Through my journey, I discovered plenty of tools worth of mention: IntelliJ IDEA, Netbeans and ImageMagick. My favourite pseudorandom generator ISAAC has a companion in form of the RadioGatun hash function.
(Current status: rank 212, quests 165/277)


deltasql 1.4.1

deltasql 1.4.1 is a maintenance release. I discovered a stability problem in deltaclient (for which a dedicated patch of 1.4.0 was done), and tried to minimize the impact of undefined index errors when using strict error_reporting in php.ini. Some unused columns were dropped and the synchronization INSERT statement was simplified. This release really qualifies for the maintenance tag.

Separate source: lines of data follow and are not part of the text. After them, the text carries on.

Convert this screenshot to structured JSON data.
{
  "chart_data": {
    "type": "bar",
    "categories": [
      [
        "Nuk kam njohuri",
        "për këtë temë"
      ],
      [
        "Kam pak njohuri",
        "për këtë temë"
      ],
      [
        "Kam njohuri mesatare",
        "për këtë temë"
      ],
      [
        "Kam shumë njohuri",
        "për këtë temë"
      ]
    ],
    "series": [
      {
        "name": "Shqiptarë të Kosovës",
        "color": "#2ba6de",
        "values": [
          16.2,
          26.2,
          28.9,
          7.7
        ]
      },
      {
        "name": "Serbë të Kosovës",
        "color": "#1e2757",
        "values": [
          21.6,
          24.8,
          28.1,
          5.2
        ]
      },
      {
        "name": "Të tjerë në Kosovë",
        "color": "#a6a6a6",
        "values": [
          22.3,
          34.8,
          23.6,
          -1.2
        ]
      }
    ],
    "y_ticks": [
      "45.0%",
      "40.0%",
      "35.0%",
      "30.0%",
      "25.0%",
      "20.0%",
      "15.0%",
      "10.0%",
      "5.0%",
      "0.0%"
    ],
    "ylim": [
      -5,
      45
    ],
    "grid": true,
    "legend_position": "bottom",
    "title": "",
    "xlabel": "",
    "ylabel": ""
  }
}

My next goal is to try to develop a plugin for the Squirrel SQL client, which is phantastic client which is able to connect to multiple database types (as it is based among other drivers on JDBC ones, a technology I am familiar with). Squirrel SQL is useful at work as well, as there I do not have administrator rights, and I am therefore prevented to install the full Oracle driver.

Linux Magazines

I am a fan of Linux Magazine. I read many articles there, including one presenting System Dynamics tools used in simulations and one about the Hercules Mainframe emulator. And all the cloud computing stuff is more than a hype. Virtualbox is definitely running on my computers. Plenty of images for Virtualbox are here.

Cables

I downloaded Wikileaks cables from Cryptome. For the moment, I decided to split them with split -b 4096k cables.csv cableparts and to search through them with fgrep -i tanzania cableparts* > tanzania.txt. Probably not the best approach, though.